To the dismay of Switzerland, the biggest bank UBS this week posted annual losses for 2008 reaching almost 20 billion francs ($17 billion, 13 billion euros) -- the largest in the country's corporate history.
Meanwhile the second biggest bank, Credit Suisse, lost 8.2 billion, its worst on record.
Both blamed their investment bank units for the damage, and both are aggressively cutting back on those divisions.
At the same time, UBS said it would now refocus "on its Swiss core business, on the large scale and strengths of its international wealth management franchise in Switzerland and on the growth potential of its onshore business globally."
While most of the 5,300 job cuts at Credit Suisse would come from investment bank, the group said it added 340 wealth management "relationship" managers in 2008.
"Basically what they are saying is that we are going to go back to the core business of wealth management for international clients and retail banking within Switzerland," said Arturo Bris, a finance professor at the Swiss business school IMD.
Big Swiss banks offer such wealth management services to locals clients with assets of at least 250,000 Swiss francs, but for those outside Switzerland, it is understood that the entry level is much higher.
But the big banks are now not only showing special attention to these clients, some regular retail banking clients in Switzerland who have not received personal calls from their banks in years have also in recent days received calls offering appointments to "discuss their needs."
A UBS spokeswoman said she could not discuss individual cases but said that such calls are a "normal part of the financial advising business."
She acknowledged that it is "possible that such needs for customer feedback are bigger now."
The shift back to a more personalised banking service marks an end to the high-risk driven world of investment banking that the biggest Swiss banks, particularly UBS, began focusing on about four years ago.
UBS sought in 2005 to boost profits by expanding its investment banking business, particularly pushing into US mortgage-backed securities and structured credit and commodities businesses.
The returns came quickly in the boom years.
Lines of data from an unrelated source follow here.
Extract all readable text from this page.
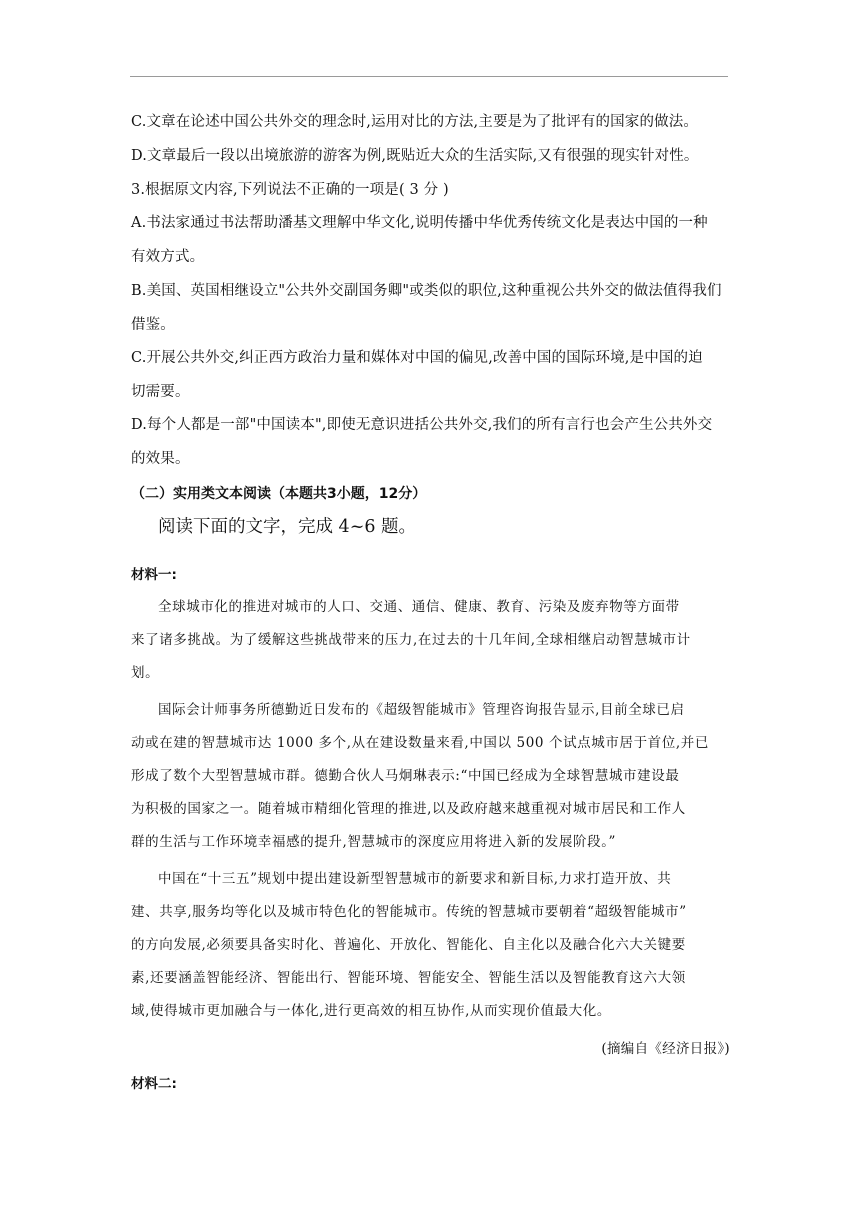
C.文章在论述中国公共外交的理念时,运用对比的方法,主要是为了批评有的国家的做法。
D.文章最后一段以出境旅游的游客为例,既贴近大众的生活实际,又有很强的现实针对性。
3.根据原文内容,下列说法不正确的一项是( 3 分 )
A.书法家通过书法帮助潘基文理解中华文化,说明传播中华优秀传统文化是表达中国的一种
有效方式。
B.美国、英国相继设立"公共外交副国务卿"或类似的职位,这种重视公共外交的做法值得我们
借鉴。
C.开展公共外交,纠正西方政治力量和媒体对中国的偏见,改善中国的国际环境,是中国的迫
切需要。
D.每个人都是一部"中国读本",即使无意识进括公共外交,我们的所有言行也会产生公共外交
的效果。
（二）实用类文本阅读（本题共3小题，12分）
阅读下面的文字，完成 4~6 题。
材料一:
全球城市化的推进对城市的人口、交通、通信、健康、教育、污染及废弃物等方面带
来了诸多挑战。为了缓解这些挑战带来的压力,在过去的十几年间,全球相继启动智慧城市计
划。
国际会计师事务所德勤近日发布的《超级智能城市》管理咨询报告显示,目前全球已启
动或在建的智慧城市达 1000 多个,从在建设数量来看,中国以 500 个试点城市居于首位,并已
形成了数个大型智慧城市群。德勤合伙人马炯琳表示:“中国已经成为全球智慧城市建设最
为积极的国家之一。随着城市精细化管理的推进,以及政府越来越重视对城市居民和工作人
群的生活与工作环境幸福感的提升,智慧城市的深度应用将进入新的发展阶段。”
中国在“十三五”规划中提出建设新型智慧城市的新要求和新目标,力求打造开放、共
建、共享,服务均等化以及城市特色化的智能城市。传统的智慧城市要朝着“超级智能城市”
的方向发展,必须要具备实时化、普遍化、开放化、智能化、自主化以及融合化六大关键要
素,还要涵盖智能经济、智能出行、智能环境、智能安全、智能生活以及智能教育这六大领
域,使得城市更加融合与一体化,进行更高效的相互协作,从而实现价值最大化。
(摘编自《经济日报》)
材料二:
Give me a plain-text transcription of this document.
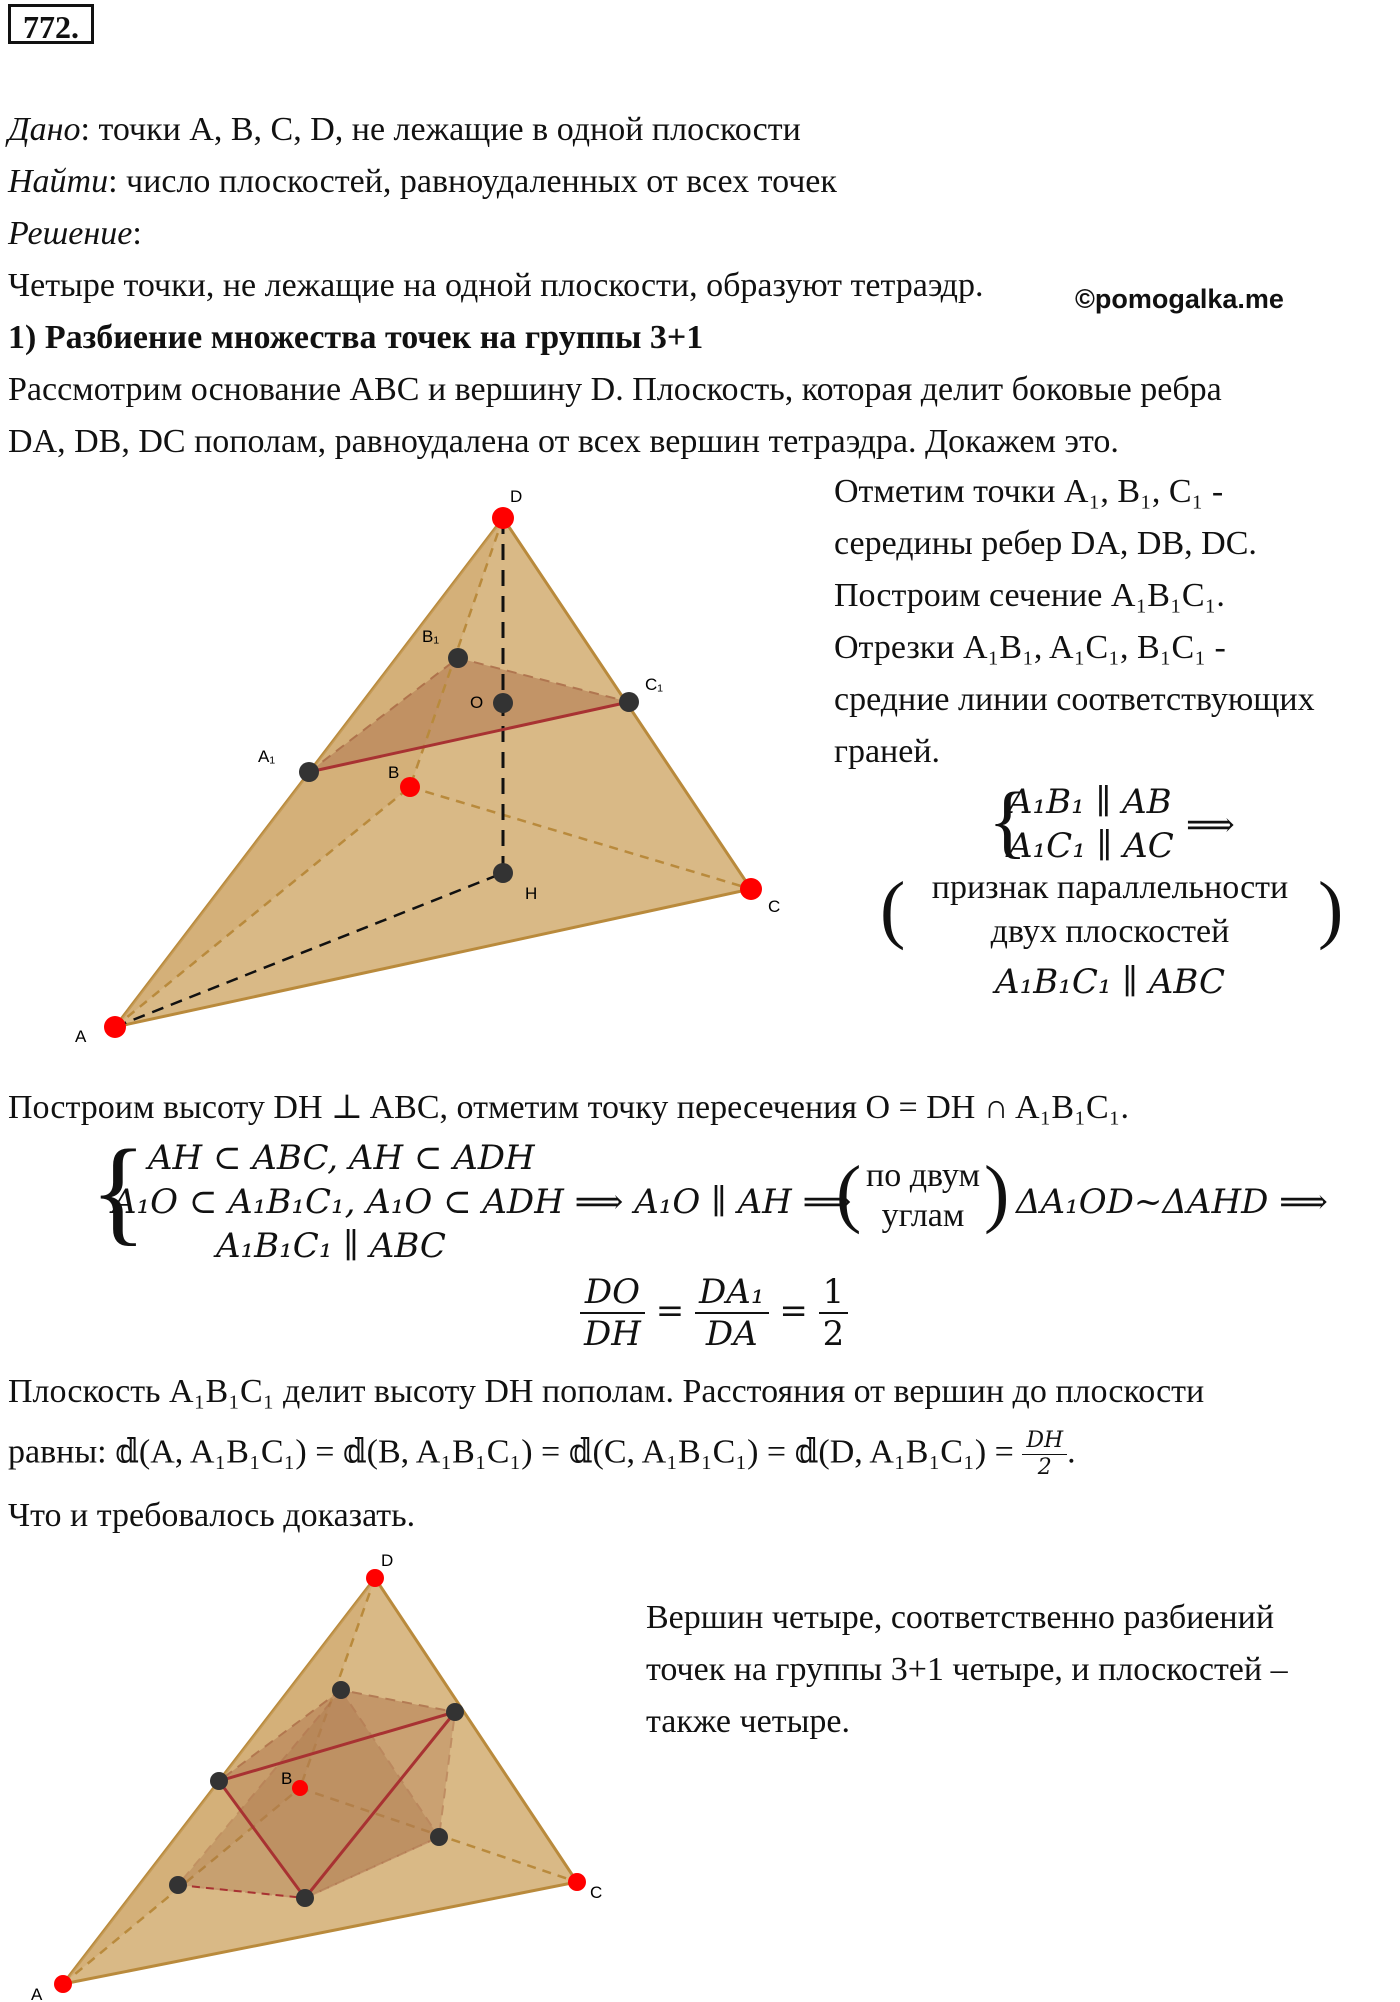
772.
Дано: точки A, B, C, D, не лежащие в одной плоскости
Найти: число плоскостей, равноудаленных от всех точек
Решение:
Четыре точки, не лежащие на одной плоскости, образуют тетраэдр.	©pomogalka.me
1) Разбиение множества точек на группы 3+1
Рассмотрим основание ABC и вершину D. Плоскость, которая делит боковые ребра
DA, DB, DC пополам, равноудалена от всех вершин тетраэдра. Докажем это.
D
A
C
B
A₁
B₁
C₁
O
H
Отметим точки A₁, B₁, C₁ -
середины ребер DA, DB, DC.
Построим сечение A₁B₁C₁.
Отрезки A₁B₁, A₁C₁, B₁C₁ -
средние линии соответствующих
граней.
{
A₁B₁ ∥ AB
A₁C₁ ∥ AC
⟹
( признак параллельности
двух плоскостей	)
A₁B₁C₁ ∥ ABC
Построим высоту DH ⊥ ABC, отметим точку пересечения O = DH ∩ A₁B₁C₁.
{ AH ⊂ ABC, AH ⊂ ADH
A₁O ⊂ A₁B₁C₁, A₁O ⊂ ADH ⟹ A₁O ∥ AH ⟹
A₁B₁C₁ ∥ ABC
( по двум
углам ) ΔA₁OD~ΔAHD ⟹
$\frac{DO}{DH} = \frac{\text{DA₁}}{DA} = \frac{1}{2}$
Плоскость A₁B₁C₁ делит высоту DH пополам. Расстояния от вершин до плоскости
равны: 𝕕(A, A₁B₁C₁) = 𝕕(B, A₁B₁C₁) = 𝕕(C, A₁B₁C₁) = 𝕕(D, $A_1B_1C_1) = \frac{DH}{2}$ .
Что и требовалось доказать.
D
A
C
B
Вершин четыре, соответственно разбиений
точек на группы 3+1 четыре, и плоскостей –
также четыре.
UBS's investment bank unit reported its "most profitable year ever" in 2006, with a 15 percent jump in pre-tax profit as revenues in equities and investment banking soared.
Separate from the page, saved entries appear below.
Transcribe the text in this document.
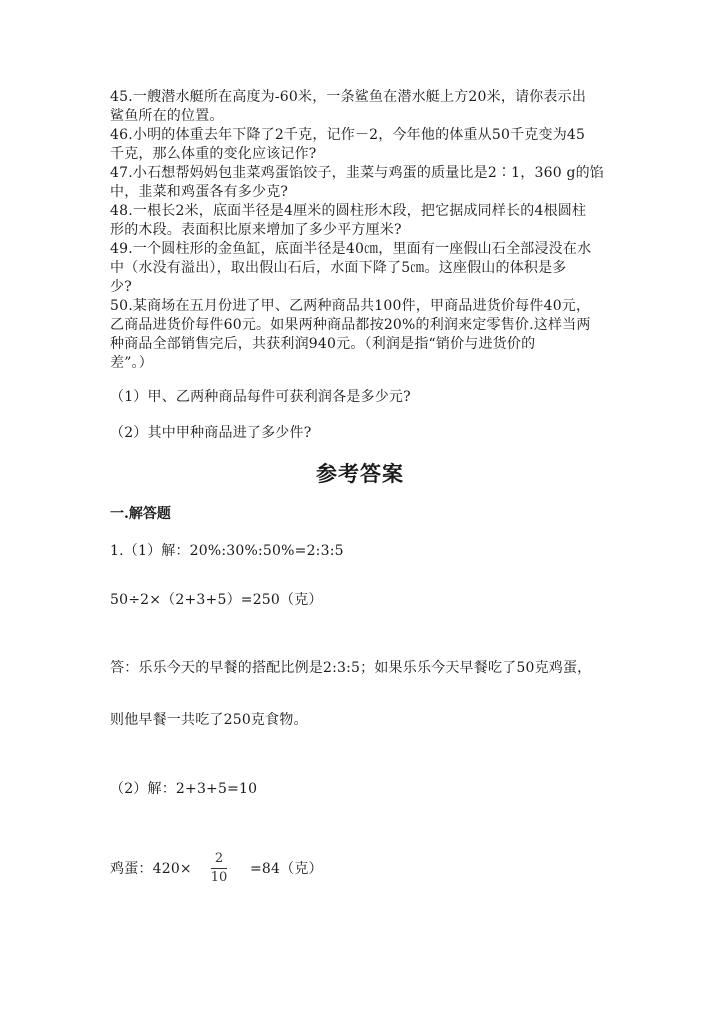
45.一艘潜水艇所在高度为-60米，一条鲨鱼在潜水艇上方20米，请你表示出
鲨鱼所在的位置。
46.小明的体重去年下降了2千克，记作－2，今年他的体重从50千克变为45
千克，那么体重的变化应该记作?
47.小石想帮妈妈包韭菜鸡蛋馅饺子，韭菜与鸡蛋的质量比是2∶1，360 g的馅
中，韭菜和鸡蛋各有多少克?
48.一根长2米，底面半径是4厘米的圆柱形木段，把它据成同样长的4根圆柱
形的木段。表面积比原来增加了多少平方厘米?
49.一个圆柱形的金鱼缸，底面半径是40㎝，里面有一座假山石全部浸没在水
中（水没有溢出），取出假山石后，水面下降了5㎝。这座假山的体积是多
少?
50.某商场在五月份进了甲、乙两种商品共100件，甲商品进货价每件40元，
乙商品进货价每件60元。如果两种商品都按20%的利润来定零售价.这样当两
种商品全部销售完后，共获利润940元。（利润是指“销价与进货价的
差”。）
（1）甲、乙两种商品每件可获利润各是多少元?
（2）其中甲种商品进了多少件?
参考答案
一.解答题
1.（1）解：20%:30%:50%=2:3:5
50÷2×（2+3+5）=250（克）
答：乐乐今天的早餐的搭配比例是2:3:5；如果乐乐今天早餐吃了50克鸡蛋，
则他早餐一共吃了250克食物。
（2）解：2+3+5=10
鸡蛋：420×
2
10
=84（克）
But high profits were fueled by high risks, and the trend began to reverse in 2007, leading to the bank's historic first annual loss.
As the contagion spread from subprime mortgage papers to other types of derivatives, major investment banks began to crumble, with the collapse of Lehman Brothers arguably the darkest hour for the industry.
Analysts say the worst may be over for major Swiss banks, given that they have reduced risks.
"At least they have cleaned up their house," said Bris.
But even if they are returning to the typical brand of Swiss banking, they would still face hurdles.
Manuel Ammann, who is director of the Swiss Institute of Banking and Finance, also said: "You can argue that for the large Swiss banks with investment bank divisions, the worst is over as they have reduced their risks considerably."
But he noted that for general Swiss banks, 2009 could still be difficult "as revenues would be affected by the economic downturn and weak stock markets."
Zuercher Kantonalbank analyst Andreas Venditti also said he expected "challenging market conditions due to the sharp economic weakness."